Derivative based control

Kragen Javier Sitaker, 2019-11-12 (6 minutes)

In cybernetics, hierarchical control systems have a “higher-level” control system which provides set points to (possibly multiple) “lower-level” control systems, which the lower-level systems then seek. For example, a reaction-wheel-robot attitude-control system might plan a maneuver and then command reaction-wheel control systems to seek particular velocities for their respective reaction wheels.

It occurs to me that under some circumstances it makes sense to send more than just a set point. For example, if the central control system for a robot arm commands the servo in each of its joints to a particular position, the force the servo applies to reach that position will depend on the difficulty of the movement — the mechanical impedance, as they say, and may reach a very high level if unexpected impedance is encountered, perhaps because a research assistant’s head is unexpectedly in the way of the arm. It is possible for the central control system to pay attention to these error signals and send new commands under those circumstances, but this puts stringent demands on the response time of the central control system.

It might make more sense to command the lower-level control with not just a set point but also a gradient, including a derivative with respective to any of a variety of variables — in the above case, it might be the force. In particular, the derivative of position with respect to force is simply the mechanical compliance, so this amounts to commanding not just a position but also a compliance.

Under some circumstances the commanded compliance (or other analogous gradient) would be achieved by electronic or other active feedback control — position sensors feeding back to motor-control systems, for example — but in other cases it could be achieved wholly or partly through passive means.

For example, a “brushless DC motor” or a stepper motor has a variable stationary holding torque determined by the armature current when the motor is stopped; moreover, an analogous kind of control is possible when the motor is moving as well by controlling what percentage of the time the windings are carrying current that tends to slow down the rotation rather than no current; and a tendon-actuated system, such as parts of the humans’ bodies, will be stiffer when both the extensor and retractor tendons are under tension (“muscle tone”) than when both of them are relaxed.

In other cases, mechanical compliance can be usefully altered by taking advantage of redundant degrees of control. Holding chopsticks close to the base rather than close to the tip, for example, is a technique for increasing mechanical compliance and thus making it easier to pick up food.
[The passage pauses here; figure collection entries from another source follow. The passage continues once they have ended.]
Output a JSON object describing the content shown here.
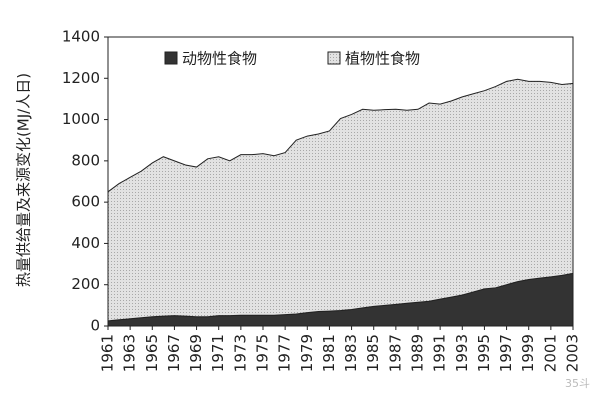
{
  "chart_data": {
    "type": "stacked_area",
    "ylabel": "热量供给量及来源变化(MJ/人日)",
    "x": [
      1961,
      1962,
      1963,
      1964,
      1965,
      1966,
      1967,
      1968,
      1969,
      1970,
      1971,
      1972,
      1973,
      1974,
      1975,
      1976,
      1977,
      1978,
      1979,
      1980,
      1981,
      1982,
      1983,
      1984,
      1985,
      1986,
      1987,
      1988,
      1989,
      1990,
      1991,
      1992,
      1993,
      1994,
      1995,
      1996,
      1997,
      1998,
      1999,
      2000,
      2001,
      2002,
      2003
    ],
    "series": [
      {
        "name": "动物性食物",
        "color": "#333333",
        "values": [
          25,
          30,
          35,
          40,
          45,
          48,
          50,
          48,
          45,
          45,
          50,
          50,
          52,
          52,
          52,
          52,
          55,
          58,
          65,
          70,
          72,
          75,
          80,
          88,
          95,
          100,
          105,
          110,
          115,
          120,
          130,
          140,
          150,
          165,
          180,
          185,
          200,
          215,
          225,
          232,
          238,
          245,
          255
        ]
      },
      {
        "name": "植物性食物",
        "color": "#d9d9d9",
        "values": [
          625,
          660,
          685,
          710,
          745,
          772,
          750,
          732,
          725,
          765,
          770,
          750,
          778,
          778,
          783,
          773,
          785,
          842,
          855,
          860,
          873,
          930,
          945,
          962,
          950,
          948,
          945,
          935,
          935,
          960,
          945,
          950,
          960,
          960,
          960,
          975,
          985,
          980,
          960,
          953,
          942,
          925,
          920
        ]
      }
    ],
    "xlim": [
      1961,
      2003
    ],
    "xticks": [
      1961,
      1963,
      1965,
      1967,
      1969,
      1971,
      1973,
      1975,
      1977,
      1979,
      1981,
      1983,
      1985,
      1987,
      1989,
      1991,
      1993,
      1995,
      1997,
      1999,
      2001,
      2003
    ],
    "ylim": [
      0,
      1400
    ],
    "yticks": [
      0,
      200,
      400,
      600,
      800,
      1000,
      1200,
      1400
    ],
    "grid": false,
    "legend": "top",
    "watermark": "35斗"
  }
}
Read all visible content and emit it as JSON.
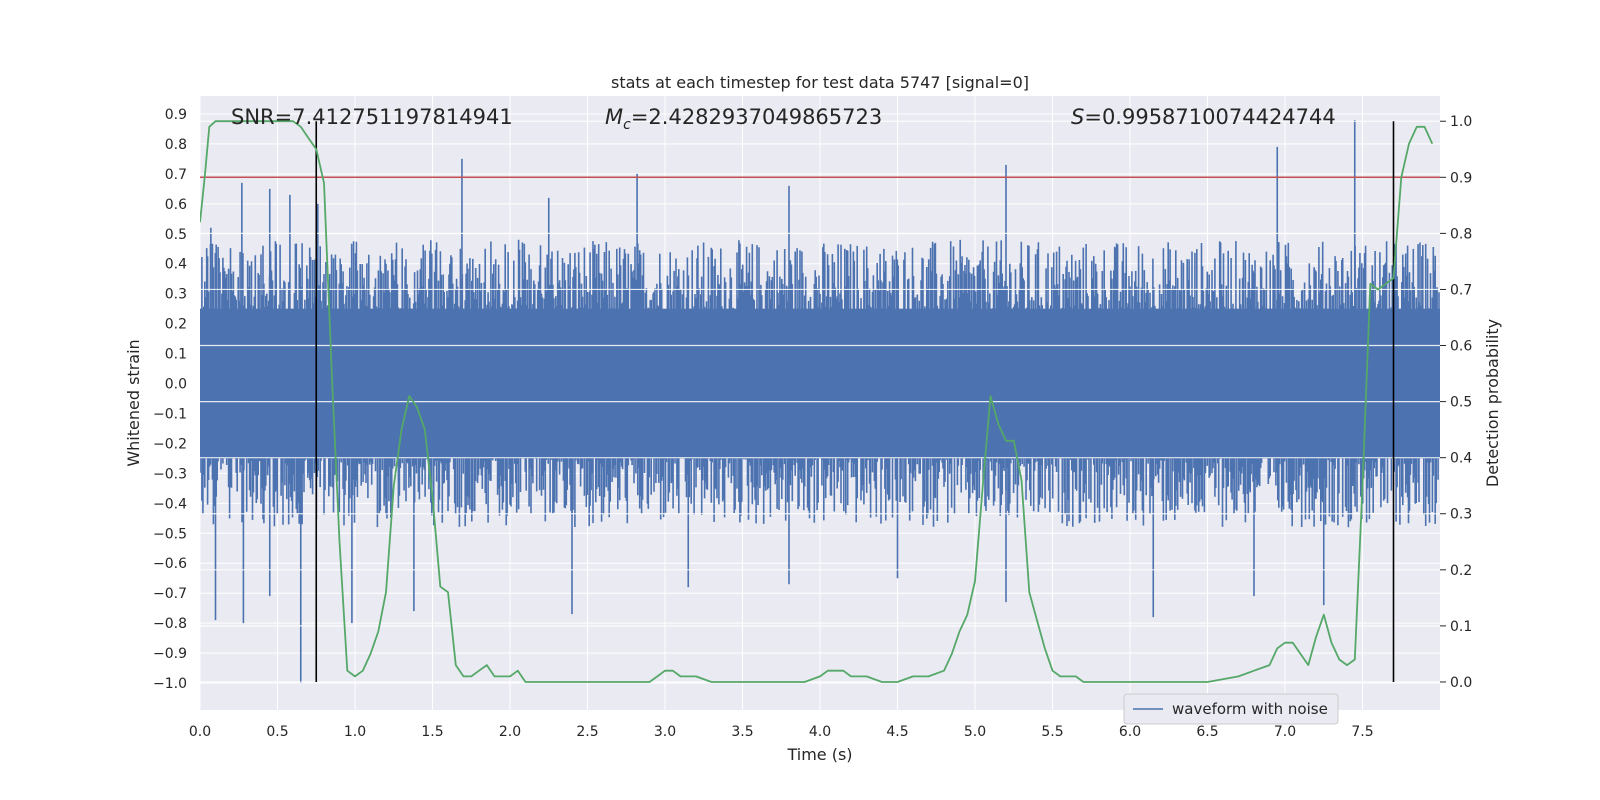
{
  "chart_data": {
    "type": "line",
    "title": "stats at each timestep for test data 5747 [signal=0]",
    "xlabel": "Time (s)",
    "ylabel_left": "Whitened strain",
    "ylabel_right": "Detection probability",
    "xlim": [
      0,
      8.0
    ],
    "ylim_left": [
      -1.09,
      0.96
    ],
    "ylim_right": [
      -0.05,
      1.045
    ],
    "x_ticks": [
      0.0,
      0.5,
      1.0,
      1.5,
      2.0,
      2.5,
      3.0,
      3.5,
      4.0,
      4.5,
      5.0,
      5.5,
      6.0,
      6.5,
      7.0,
      7.5
    ],
    "x_tick_labels": [
      "0.0",
      "0.5",
      "1.0",
      "1.5",
      "2.0",
      "2.5",
      "3.0",
      "3.5",
      "4.0",
      "4.5",
      "5.0",
      "5.5",
      "6.0",
      "6.5",
      "7.0",
      "7.5"
    ],
    "y_left_ticks": [
      0.9,
      0.8,
      0.7,
      0.6,
      0.5,
      0.4,
      0.3,
      0.2,
      0.1,
      0.0,
      -0.1,
      -0.2,
      -0.3,
      -0.4,
      -0.5,
      -0.6,
      -0.7,
      -0.8,
      -0.9,
      -1.0
    ],
    "y_left_tick_labels": [
      "0.9",
      "0.8",
      "0.7",
      "0.6",
      "0.5",
      "0.4",
      "0.3",
      "0.2",
      "0.1",
      "0.0",
      "−0.1",
      "−0.2",
      "−0.3",
      "−0.4",
      "−0.5",
      "−0.6",
      "−0.7",
      "−0.8",
      "−0.9",
      "−1.0"
    ],
    "y_right_ticks": [
      1.0,
      0.9,
      0.8,
      0.7,
      0.6,
      0.5,
      0.4,
      0.3,
      0.2,
      0.1,
      0.0
    ],
    "y_right_tick_labels": [
      "1.0",
      "0.9",
      "0.8",
      "0.7",
      "0.6",
      "0.5",
      "0.4",
      "0.3",
      "0.2",
      "0.1",
      "0.0"
    ],
    "annotations": {
      "snr": "SNR=7.412751197814941",
      "mc_symbol": "M",
      "mc_sub": "c",
      "mc_value": "=2.4282937049865723",
      "s_symbol": "S",
      "s_value": "=0.9958710074424744"
    },
    "threshold": {
      "value": 0.9,
      "axis": "right",
      "color": "#c44e52"
    },
    "vertical_markers": [
      0.75,
      7.7
    ],
    "series": [
      {
        "name": "waveform with noise",
        "color": "#4c72b0",
        "axis": "left",
        "note": "noise-like strain, envelope roughly -0.45..0.45 with spikes; drawn as dense vertical strokes",
        "spikes": [
          {
            "x": 0.07,
            "y": 0.52
          },
          {
            "x": 0.1,
            "y": -0.79
          },
          {
            "x": 0.27,
            "y": 0.67
          },
          {
            "x": 0.28,
            "y": -0.8
          },
          {
            "x": 0.45,
            "y": 0.65
          },
          {
            "x": 0.45,
            "y": -0.71
          },
          {
            "x": 0.58,
            "y": 0.63
          },
          {
            "x": 0.65,
            "y": -1.0
          },
          {
            "x": 0.76,
            "y": 0.6
          },
          {
            "x": 0.98,
            "y": -0.8
          },
          {
            "x": 1.38,
            "y": -0.76
          },
          {
            "x": 1.69,
            "y": 0.75
          },
          {
            "x": 2.25,
            "y": 0.62
          },
          {
            "x": 2.4,
            "y": -0.77
          },
          {
            "x": 2.82,
            "y": 0.7
          },
          {
            "x": 3.15,
            "y": -0.68
          },
          {
            "x": 3.8,
            "y": 0.66
          },
          {
            "x": 3.8,
            "y": -0.67
          },
          {
            "x": 4.5,
            "y": -0.65
          },
          {
            "x": 5.2,
            "y": 0.73
          },
          {
            "x": 5.2,
            "y": -0.73
          },
          {
            "x": 6.15,
            "y": -0.78
          },
          {
            "x": 6.8,
            "y": -0.71
          },
          {
            "x": 6.95,
            "y": 0.79
          },
          {
            "x": 7.25,
            "y": -0.74
          },
          {
            "x": 7.45,
            "y": 0.88
          }
        ]
      },
      {
        "name": "detection probability",
        "color": "#55a868",
        "axis": "right",
        "x": [
          0.0,
          0.03,
          0.06,
          0.1,
          0.2,
          0.3,
          0.4,
          0.5,
          0.6,
          0.65,
          0.7,
          0.75,
          0.8,
          0.85,
          0.9,
          0.95,
          1.0,
          1.05,
          1.1,
          1.15,
          1.2,
          1.25,
          1.3,
          1.35,
          1.4,
          1.45,
          1.5,
          1.55,
          1.6,
          1.65,
          1.7,
          1.75,
          1.8,
          1.85,
          1.9,
          1.95,
          2.0,
          2.05,
          2.1,
          2.15,
          2.2,
          2.25,
          2.3,
          2.5,
          2.7,
          2.9,
          2.95,
          3.0,
          3.05,
          3.1,
          3.15,
          3.2,
          3.3,
          3.4,
          3.6,
          3.8,
          3.9,
          4.0,
          4.05,
          4.1,
          4.15,
          4.2,
          4.3,
          4.4,
          4.5,
          4.6,
          4.7,
          4.8,
          4.85,
          4.9,
          4.95,
          5.0,
          5.05,
          5.1,
          5.15,
          5.2,
          5.25,
          5.3,
          5.35,
          5.4,
          5.45,
          5.5,
          5.55,
          5.6,
          5.65,
          5.7,
          5.75,
          5.8,
          5.9,
          6.0,
          6.2,
          6.5,
          6.7,
          6.8,
          6.9,
          6.95,
          7.0,
          7.05,
          7.1,
          7.15,
          7.2,
          7.25,
          7.3,
          7.35,
          7.4,
          7.45,
          7.5,
          7.55,
          7.6,
          7.65,
          7.7,
          7.75,
          7.8,
          7.85,
          7.9,
          7.95
        ],
        "y": [
          0.82,
          0.9,
          0.99,
          1.0,
          1.0,
          1.0,
          1.0,
          1.0,
          1.0,
          0.99,
          0.97,
          0.95,
          0.89,
          0.55,
          0.25,
          0.02,
          0.01,
          0.02,
          0.05,
          0.09,
          0.16,
          0.35,
          0.45,
          0.51,
          0.49,
          0.45,
          0.33,
          0.17,
          0.16,
          0.03,
          0.01,
          0.01,
          0.02,
          0.03,
          0.01,
          0.01,
          0.01,
          0.02,
          0.0,
          0.0,
          0.0,
          0.0,
          0.0,
          0.0,
          0.0,
          0.0,
          0.01,
          0.02,
          0.02,
          0.01,
          0.01,
          0.01,
          0.0,
          0.0,
          0.0,
          0.0,
          0.0,
          0.01,
          0.02,
          0.02,
          0.02,
          0.01,
          0.01,
          0.0,
          0.0,
          0.01,
          0.01,
          0.02,
          0.05,
          0.09,
          0.12,
          0.18,
          0.35,
          0.51,
          0.46,
          0.43,
          0.43,
          0.36,
          0.16,
          0.11,
          0.06,
          0.02,
          0.01,
          0.01,
          0.01,
          0.0,
          0.0,
          0.0,
          0.0,
          0.0,
          0.0,
          0.0,
          0.01,
          0.02,
          0.03,
          0.06,
          0.07,
          0.07,
          0.05,
          0.03,
          0.08,
          0.12,
          0.07,
          0.04,
          0.03,
          0.04,
          0.35,
          0.71,
          0.7,
          0.71,
          0.72,
          0.9,
          0.96,
          0.99,
          0.99,
          0.96
        ]
      }
    ],
    "legend": {
      "label": "waveform with noise",
      "placement": "bottom-right"
    }
  }
}
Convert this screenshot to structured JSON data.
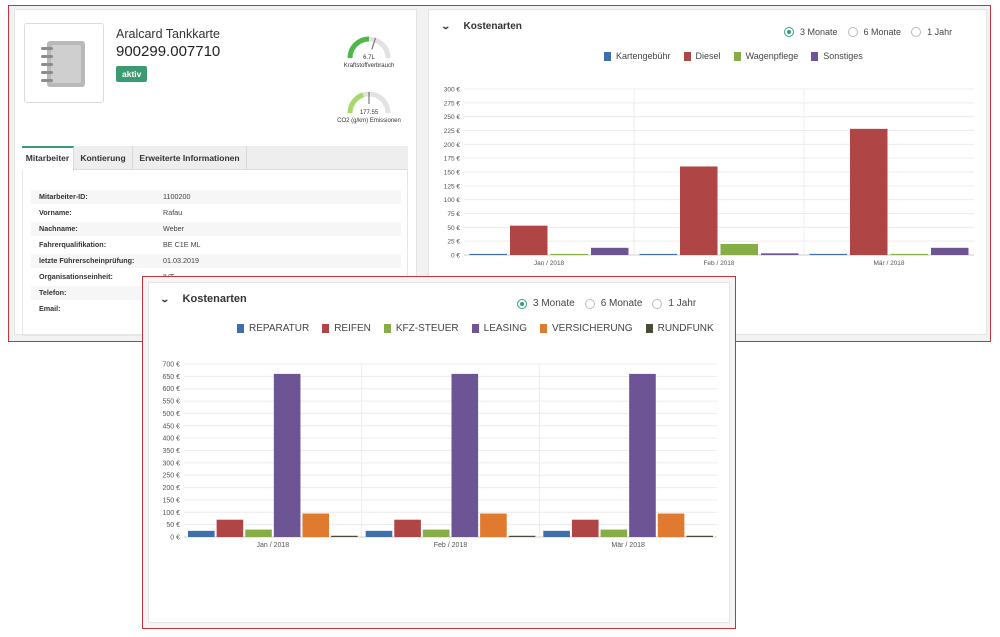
{
  "card": {
    "title": "Aralcard Tankkarte",
    "number": "900299.007710",
    "status": "aktiv",
    "image_icon": "notebook-icon",
    "gauges": [
      {
        "value": "6.7L",
        "label": "Kraftstoffverbrauch",
        "fill": 0.5,
        "color": "#4cb848"
      },
      {
        "value": "177.55",
        "label": "CO2 (g/km) Emissionen",
        "fill": 0.4,
        "color": "#a6d96a"
      }
    ],
    "tabs": [
      "Mitarbeiter",
      "Kontierung",
      "Erweiterte Informationen"
    ],
    "info_rows": [
      {
        "label": "Mitarbeiter-ID:",
        "value": "1100200"
      },
      {
        "label": "Vorname:",
        "value": "Rafau"
      },
      {
        "label": "Nachname:",
        "value": "Weber"
      },
      {
        "label": "Fahrerqualifikation:",
        "value": "BE C1E ML"
      },
      {
        "label": "letzte Führerscheinprüfung:",
        "value": "01.03.2019"
      },
      {
        "label": "Organisationseinheit:",
        "value": "IVT"
      },
      {
        "label": "Telefon:",
        "value": ""
      },
      {
        "label": "Email:",
        "value": ""
      }
    ]
  },
  "top_chart": {
    "header": "Kostenarten",
    "periods": [
      {
        "label": "3 Monate",
        "selected": true
      },
      {
        "label": "6 Monate",
        "selected": false
      },
      {
        "label": "1 Jahr",
        "selected": false
      }
    ]
  },
  "bottom_chart": {
    "header": "Kostenarten",
    "periods": [
      {
        "label": "3 Monate",
        "selected": true
      },
      {
        "label": "6 Monate",
        "selected": false
      },
      {
        "label": "1 Jahr",
        "selected": false
      }
    ]
  },
  "chart_data": [
    {
      "type": "bar",
      "categories": [
        "Jan / 2018",
        "Feb / 2018",
        "Mär / 2018"
      ],
      "series": [
        {
          "name": "Kartengebühr",
          "color": "#3f6eac",
          "values": [
            2,
            2,
            2
          ]
        },
        {
          "name": "Diesel",
          "color": "#b04545",
          "values": [
            53,
            160,
            228
          ]
        },
        {
          "name": "Wagenpflege",
          "color": "#87ad46",
          "values": [
            2,
            20,
            2
          ]
        },
        {
          "name": "Sonstiges",
          "color": "#6c5495",
          "values": [
            13,
            3,
            13
          ]
        }
      ],
      "ylim": [
        0,
        300
      ],
      "yticks": [
        0,
        25,
        50,
        75,
        100,
        125,
        150,
        175,
        200,
        225,
        250,
        275,
        300
      ],
      "unit": "€",
      "grid": true,
      "legend": "top"
    },
    {
      "type": "bar",
      "categories": [
        "Jan / 2018",
        "Feb / 2018",
        "Mär / 2018"
      ],
      "series": [
        {
          "name": "REPARATUR",
          "color": "#3f6eac",
          "values": [
            25,
            25,
            25
          ]
        },
        {
          "name": "REIFEN",
          "color": "#b04545",
          "values": [
            70,
            70,
            70
          ]
        },
        {
          "name": "KFZ-STEUER",
          "color": "#87ad46",
          "values": [
            30,
            30,
            30
          ]
        },
        {
          "name": "LEASING",
          "color": "#6c5495",
          "values": [
            660,
            660,
            660
          ]
        },
        {
          "name": "VERSICHERUNG",
          "color": "#e07a2f",
          "values": [
            95,
            95,
            95
          ]
        },
        {
          "name": "RUNDFUNK",
          "color": "#4b4b3a",
          "values": [
            5,
            5,
            5
          ]
        }
      ],
      "ylim": [
        0,
        700
      ],
      "yticks": [
        0,
        50,
        100,
        150,
        200,
        250,
        300,
        350,
        400,
        450,
        500,
        550,
        600,
        650,
        700
      ],
      "unit": "€",
      "grid": true,
      "legend": "top"
    }
  ]
}
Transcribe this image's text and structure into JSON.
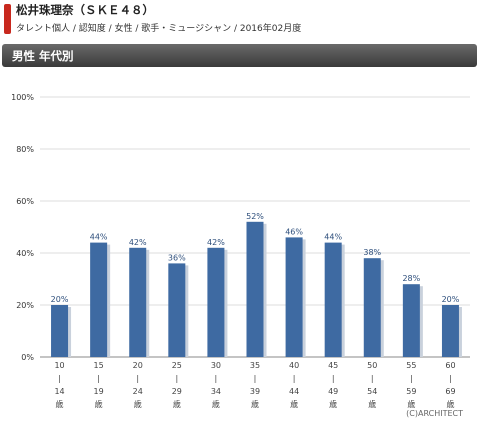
{
  "header": {
    "title": "松井珠理奈（ＳＫＥ４８）",
    "subtitle": "タレント個人 / 認知度 / 女性 / 歌手・ミュージシャン / 2016年02月度"
  },
  "banner": {
    "label": "男性 年代別"
  },
  "colors": {
    "bar": "#3e6aa2",
    "bar_shadow": "#c9d1dc",
    "banner": "#4a4a4a",
    "accent": "#c8281e"
  },
  "chart_data": {
    "type": "bar",
    "categories": [
      [
        "10",
        "|",
        "14",
        "歳"
      ],
      [
        "15",
        "|",
        "19",
        "歳"
      ],
      [
        "20",
        "|",
        "24",
        "歳"
      ],
      [
        "25",
        "|",
        "29",
        "歳"
      ],
      [
        "30",
        "|",
        "34",
        "歳"
      ],
      [
        "35",
        "|",
        "39",
        "歳"
      ],
      [
        "40",
        "|",
        "44",
        "歳"
      ],
      [
        "45",
        "|",
        "49",
        "歳"
      ],
      [
        "50",
        "|",
        "54",
        "歳"
      ],
      [
        "55",
        "|",
        "59",
        "歳"
      ],
      [
        "60",
        "|",
        "69",
        "歳"
      ]
    ],
    "values": [
      20,
      44,
      42,
      36,
      42,
      52,
      46,
      44,
      38,
      28,
      20
    ],
    "data_labels": [
      "20%",
      "44%",
      "42%",
      "36%",
      "42%",
      "52%",
      "46%",
      "44%",
      "38%",
      "28%",
      "20%"
    ],
    "yticks": [
      "0%",
      "20%",
      "40%",
      "60%",
      "80%",
      "100%"
    ],
    "ylim": [
      0,
      100
    ],
    "grid": true
  },
  "copyright": "(C)ARCHITECT"
}
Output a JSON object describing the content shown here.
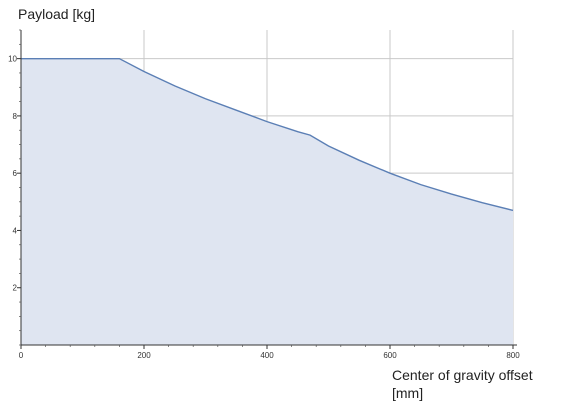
{
  "chart_data": {
    "type": "area",
    "ylabel": "Payload [kg]",
    "xlabel_line1": "Center of gravity offset",
    "xlabel_line2": "[mm]",
    "xlim": [
      0,
      800
    ],
    "ylim": [
      0,
      11
    ],
    "x_ticks": [
      0,
      200,
      400,
      600,
      800
    ],
    "y_ticks": [
      2,
      4,
      6,
      8,
      10
    ],
    "grid": true,
    "fill_color": "#dfe5f1",
    "line_color": "#5b7fb5",
    "series": [
      {
        "x": [
          0,
          160,
          200,
          250,
          300,
          350,
          400,
          450,
          470,
          500,
          550,
          600,
          650,
          700,
          750,
          800
        ],
        "values": [
          10,
          10,
          9.55,
          9.05,
          8.6,
          8.2,
          7.8,
          7.45,
          7.33,
          6.95,
          6.45,
          6.0,
          5.6,
          5.27,
          4.97,
          4.7
        ]
      }
    ]
  }
}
In an electronic context, this “variable compliance” might amount to things like a varying gain on an amplifier, a variable DC bias on a varactor, or a bias current on a secondary winding that varies the permeability of a magnetic core, as in a magamp.

The variables whose values the lower-level control uses to perturb the set point are not necessarily directly related to the control mechanism. For example, it sometimes makes sense for a hand computer display to brighten when the hand computer senses increased ambient light, even if the human using it doesn’t command it to brighten; a quadcopter rotor might reduce the setpoint of its speed if a local accelerometer indicates that it’s accelerating upwards; and so on. In general, the idea is for the lower-level control loop to have a set point that is a locally-linear approximation to the potentially more complex and time-varying function used by the higher-level loop to figure out what set point to send to the lower-level loop.

It is observable that the humans use mechanisms such as these at several levels in their motor control; this is demonstrated, for example, by attempting to use a mouse rotated 180° or to write legibly in a mirror.

Controlling the gradients of such “reflexive” low-level control loops can dramatically reduce the demands on the high-level control, in particular often permitting much higher communication and processing latency before the whole system begins to unintentionally oscillate. Also, it can allow the high-level control loop to send commands that suppress, excite, or control oscillations in the lower-level control loop (such as human voices producing higher pitches and the humans doing that freaky thing where they vibrate their eye irises sideways), also reducing the demands on the stability of that lower-level control loop.

Beyond just the gradient of the set point, it might make sense for the high-level control loop to alter other parameters of the low-level control loop; for example, if it’s a PID controller, it might make sense to alter the gains of the P, I, and D components depending on circumstances. With modern electronics it is possible to get subnanosecond response times from analog electronic control loops and trivial to get submicrosecond response times.

Note that a PD controller (a PID controller with no I term) will also perturb its operating point according to the plant’s response — linearly so if the plant is linear — and this can limit the force the robot arm exerts on the research assistant’s head. So in a sense this is a special case of the more general concept I’m describing; but it is missing the crucial ability for the higher-level control loop to set the compliance separately from the set point, and it can only work at all in that context if the robot actuator is working against a spring or something.

It isn’t necessary for the lower-level setpoint perturbation to be linear. It might be whatever nonlinear function is most convenient to compute (for example, using the exponential Ebers–Moll response of BJTs) or it might be a precision higher-degree approximation, as in mechanical naval fire control computers.